Ihre Mutter Felicity war eine Balletttänzerin am Dance Theater of Harlem und als solche bringt sie ein Sprungtalent mit, das sie offenbar ihrer Tochter vererbt hat.

Nach den 1,99 Metern bei den US-Hallen-Meisterschaften und dem Titelgewinn bei der Hallen-WM liegt die Messlatte jetzt hoch. Randall Cunningham hat bereits die magischen 2,00 Meter zum Ziel erklärt und zwar noch in diesem Jahr: „Ich denke, sie schafft das.“

Olympia lockt bereits im Sommer

Damit würde sie auch das Tor zu den Olympischen Spielen in Rio de Janeiro (Brasilien) aufstoßen. Auf dem Weg dorthin kann sie weiter auf ihren Vater bauen. Dass er vom NFL-Quarterback zum Leichtathletik-Coach seiner Tochter und anderer junger Athletinnen wurde, mag auf den ersten Blick verwundern.

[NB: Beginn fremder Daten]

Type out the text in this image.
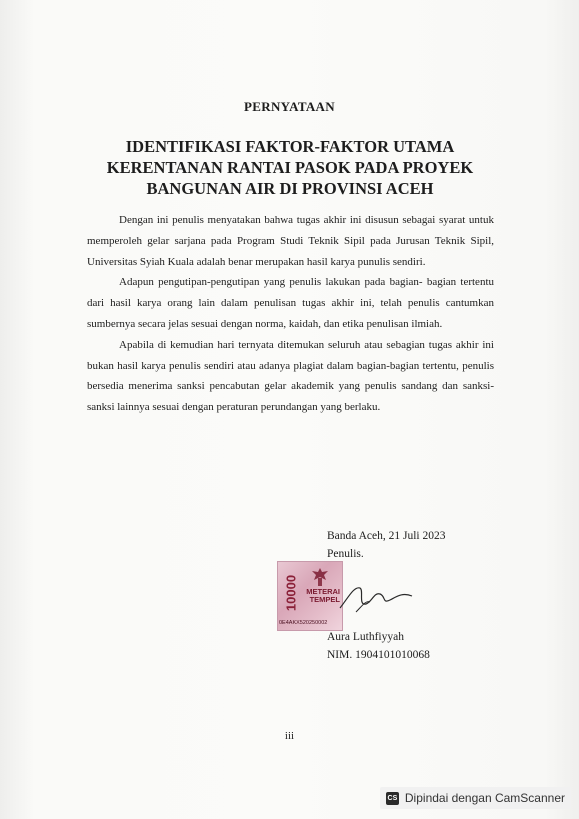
PERNYATAAN
IDENTIFIKASI FAKTOR-FAKTOR UTAMA
KERENTANAN RANTAI PASOK PADA PROYEK
BANGUNAN AIR DI PROVINSI ACEH

Dengan ini penulis menyatakan bahwa tugas akhir ini disusun sebagai syarat untuk memperoleh gelar sarjana pada Program Studi Teknik Sipil pada Jurusan Teknik Sipil, Universitas Syiah Kuala adalah benar merupakan hasil karya punulis sendiri.

Adapun pengutipan-pengutipan yang penulis lakukan pada bagian- bagian tertentu dari hasil karya orang lain dalam penulisan tugas akhir ini, telah penulis cantumkan sumbernya secara jelas sesuai dengan norma, kaidah, dan etika penulisan ilmiah.

Apabila di kemudian hari ternyata ditemukan seluruh atau sebagian tugas akhir ini bukan hasil karya penulis sendiri atau adanya plagiat dalam bagian-bagian tertentu, penulis bersedia menerima sanksi pencabutan gelar akademik yang penulis sandang dan sanksi-sanksi lainnya sesuai dengan peraturan perundangan yang berlaku.

Banda Aceh, 21 Juli 2023
Penulis.
10000	METERAI
TEMPEL
0E4AKX520250002
Aura Luthfiyyah
NIM. 1904101010068
iii
CS Dipindai dengan CamScanner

Doch Randall Cunningham war früher selbst Hochspringer, bis er sich für die weitaus lukrativere Football-Karriere entschied. Vor allem aber verbringt er viel Zeit damit, sich mit detaillierten Analysen von anderen Hochsprung-Assen die kleinsten Kleinigkeiten abzuschauen. Er ist als Coach Tüftler und Perfektionist gleichermaßen. Das kommt seinen Schützlingen zugute.

Dass seine Tochter zu früh in ihrer Karriere in Top-Form ist, befürchtet er nicht. Ganz im Gegenteil: „Ich glaube nicht, dass die Mädels schon im High School-Alter ihren Leistungshöhepunkt erreichen sollten. Ich möchte sie sogar davor beschützen. Vielmehr kommt es neben den Fähigkeiten sehr auf das Selbstvertrauen und die Geduld an.“

Randall Cunningham glaubt an das ganz Große

Mit diesen drei Zutaten will Randall Cunningham aus seiner Vashti die beste Hochspringerin der Welt machen: „Ihre Grenze ist der Himmel. Eines Tages wird sie die Chance haben, Olympia-Gold zu gewinnen und den Weltrekord zu brechen.“

Die Herausforderung nimmt die Tochter an. Die Profikarriere lockt in der Leichtathletik als Option neben den Colleges, schließlich darf sie auf eine Karriere über viele Jahre hoffen. Gegenüber NBC kündigte sie schon an, dass sie nun Sport-Profi werden will.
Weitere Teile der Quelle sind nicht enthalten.